The order creates a Federal Emergency Management Agency Review Council consisting of up to 20 members, including the Secretaries of Homeland Security and Defense (who will serve as Co-Chairs), other agency heads, and non-federal experts in disaster relief, emergency preparedness, natural disasters, federal-state relationships, and budget management. This Council is directed to produce a comprehensive report within 180 days of its first public meeting (which must occur within 90 days of the order). The report must assess FEMA's response to disasters over the previous four years, compare FEMA's performance to state, local, and private sector responses, examine historical approaches to disaster relief, evaluate whether FEMA should function more as a support agency to states rather than supplanting state control, and analyze various reform proposals.

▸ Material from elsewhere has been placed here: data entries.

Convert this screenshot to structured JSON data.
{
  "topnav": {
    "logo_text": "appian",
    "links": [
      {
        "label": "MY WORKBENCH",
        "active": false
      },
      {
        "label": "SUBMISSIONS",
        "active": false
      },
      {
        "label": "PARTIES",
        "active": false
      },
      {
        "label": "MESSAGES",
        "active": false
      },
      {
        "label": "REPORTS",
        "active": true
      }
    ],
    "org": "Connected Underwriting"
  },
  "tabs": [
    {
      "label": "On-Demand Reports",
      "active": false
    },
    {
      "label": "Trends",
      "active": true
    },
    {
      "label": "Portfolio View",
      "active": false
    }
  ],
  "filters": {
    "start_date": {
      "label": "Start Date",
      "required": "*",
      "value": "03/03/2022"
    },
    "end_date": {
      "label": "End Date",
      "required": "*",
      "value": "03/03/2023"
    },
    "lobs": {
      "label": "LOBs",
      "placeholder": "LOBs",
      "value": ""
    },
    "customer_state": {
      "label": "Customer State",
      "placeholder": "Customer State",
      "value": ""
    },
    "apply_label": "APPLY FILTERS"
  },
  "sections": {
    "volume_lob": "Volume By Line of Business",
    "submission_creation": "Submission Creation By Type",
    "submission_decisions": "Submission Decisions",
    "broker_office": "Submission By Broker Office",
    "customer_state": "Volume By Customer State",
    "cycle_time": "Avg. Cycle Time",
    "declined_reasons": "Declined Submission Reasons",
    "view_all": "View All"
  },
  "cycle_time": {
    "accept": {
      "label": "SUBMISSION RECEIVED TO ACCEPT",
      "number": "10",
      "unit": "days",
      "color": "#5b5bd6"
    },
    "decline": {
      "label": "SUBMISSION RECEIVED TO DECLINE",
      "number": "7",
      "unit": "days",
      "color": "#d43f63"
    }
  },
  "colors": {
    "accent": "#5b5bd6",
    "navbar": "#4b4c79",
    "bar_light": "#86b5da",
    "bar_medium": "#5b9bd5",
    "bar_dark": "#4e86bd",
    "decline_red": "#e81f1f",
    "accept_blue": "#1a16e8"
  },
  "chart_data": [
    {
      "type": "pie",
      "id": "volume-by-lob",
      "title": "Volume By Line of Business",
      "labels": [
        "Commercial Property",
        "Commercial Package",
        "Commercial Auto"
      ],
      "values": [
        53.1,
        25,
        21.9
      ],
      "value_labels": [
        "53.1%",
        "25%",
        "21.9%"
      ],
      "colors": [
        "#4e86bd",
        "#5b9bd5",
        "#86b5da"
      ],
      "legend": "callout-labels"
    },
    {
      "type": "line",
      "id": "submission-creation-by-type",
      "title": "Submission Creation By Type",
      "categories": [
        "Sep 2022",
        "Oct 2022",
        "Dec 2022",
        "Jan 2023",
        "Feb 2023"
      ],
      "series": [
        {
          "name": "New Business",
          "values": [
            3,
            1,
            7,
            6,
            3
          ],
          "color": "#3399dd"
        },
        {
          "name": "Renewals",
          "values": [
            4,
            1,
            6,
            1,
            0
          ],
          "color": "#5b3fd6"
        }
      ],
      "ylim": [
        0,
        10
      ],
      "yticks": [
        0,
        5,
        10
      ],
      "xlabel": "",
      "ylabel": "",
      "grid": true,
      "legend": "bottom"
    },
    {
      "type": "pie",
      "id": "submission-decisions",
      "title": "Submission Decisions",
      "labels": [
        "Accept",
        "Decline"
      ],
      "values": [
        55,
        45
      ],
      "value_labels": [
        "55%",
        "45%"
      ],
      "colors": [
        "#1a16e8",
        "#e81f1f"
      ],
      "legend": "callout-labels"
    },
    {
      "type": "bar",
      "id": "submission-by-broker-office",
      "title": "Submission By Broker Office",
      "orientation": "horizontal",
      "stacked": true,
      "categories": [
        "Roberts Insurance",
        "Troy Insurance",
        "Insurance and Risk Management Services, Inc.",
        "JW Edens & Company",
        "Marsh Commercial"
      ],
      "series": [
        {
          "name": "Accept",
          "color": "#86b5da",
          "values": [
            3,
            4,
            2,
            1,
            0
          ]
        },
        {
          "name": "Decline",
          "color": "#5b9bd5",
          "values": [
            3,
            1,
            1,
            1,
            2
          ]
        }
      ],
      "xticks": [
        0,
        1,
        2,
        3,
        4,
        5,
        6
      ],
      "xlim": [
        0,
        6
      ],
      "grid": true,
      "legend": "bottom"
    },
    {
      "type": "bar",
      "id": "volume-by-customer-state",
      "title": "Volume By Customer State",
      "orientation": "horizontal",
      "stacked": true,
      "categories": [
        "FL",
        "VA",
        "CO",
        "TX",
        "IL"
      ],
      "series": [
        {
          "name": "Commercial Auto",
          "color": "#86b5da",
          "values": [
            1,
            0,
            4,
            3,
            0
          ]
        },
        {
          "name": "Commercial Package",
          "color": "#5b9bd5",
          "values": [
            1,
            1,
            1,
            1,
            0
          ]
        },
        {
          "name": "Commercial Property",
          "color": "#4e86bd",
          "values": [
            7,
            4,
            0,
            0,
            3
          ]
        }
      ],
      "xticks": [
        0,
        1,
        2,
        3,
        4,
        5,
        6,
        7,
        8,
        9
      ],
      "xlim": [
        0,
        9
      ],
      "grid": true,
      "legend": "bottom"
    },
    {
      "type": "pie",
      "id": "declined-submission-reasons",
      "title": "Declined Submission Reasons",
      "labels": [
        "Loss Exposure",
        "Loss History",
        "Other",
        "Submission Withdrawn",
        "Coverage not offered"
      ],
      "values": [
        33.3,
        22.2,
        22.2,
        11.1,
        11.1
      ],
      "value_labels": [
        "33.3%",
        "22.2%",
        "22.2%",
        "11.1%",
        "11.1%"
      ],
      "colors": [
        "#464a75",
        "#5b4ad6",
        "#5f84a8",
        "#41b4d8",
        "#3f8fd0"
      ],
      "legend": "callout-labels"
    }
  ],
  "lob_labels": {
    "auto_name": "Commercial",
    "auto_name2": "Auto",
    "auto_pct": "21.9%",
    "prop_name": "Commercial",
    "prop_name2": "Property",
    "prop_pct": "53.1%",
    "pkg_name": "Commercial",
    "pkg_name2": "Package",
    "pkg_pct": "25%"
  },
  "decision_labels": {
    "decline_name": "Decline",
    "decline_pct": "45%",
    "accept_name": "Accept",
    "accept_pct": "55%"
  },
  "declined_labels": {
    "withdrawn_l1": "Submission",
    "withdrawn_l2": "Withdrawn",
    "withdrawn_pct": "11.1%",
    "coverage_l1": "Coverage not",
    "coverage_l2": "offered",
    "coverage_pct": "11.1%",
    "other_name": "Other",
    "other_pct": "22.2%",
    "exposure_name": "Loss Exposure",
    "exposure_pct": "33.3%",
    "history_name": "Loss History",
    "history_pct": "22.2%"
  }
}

Implementation responsibilities primarily fall to the Department of Homeland Security, which must provide funding and administrative support for the Council. The order requires the Council to solicit input from a broad range of stakeholders, including disaster-affected Americans, researchers, private sector entities, state and local governments, and nonprofit organizations. The Council will advise the President through the Assistant to the President for National Security Affairs, the Assistant for Homeland Security, and the Director of the Office of Management and Budget. Unless extended by the President, the Council will terminate one year after the order's issuance. The executive order frames this review as essential to restoring FEMA's ability to provide "immediate, effective, and impartial response" to disasters, suggesting significant structural reforms may follow based on the Council's recommendations.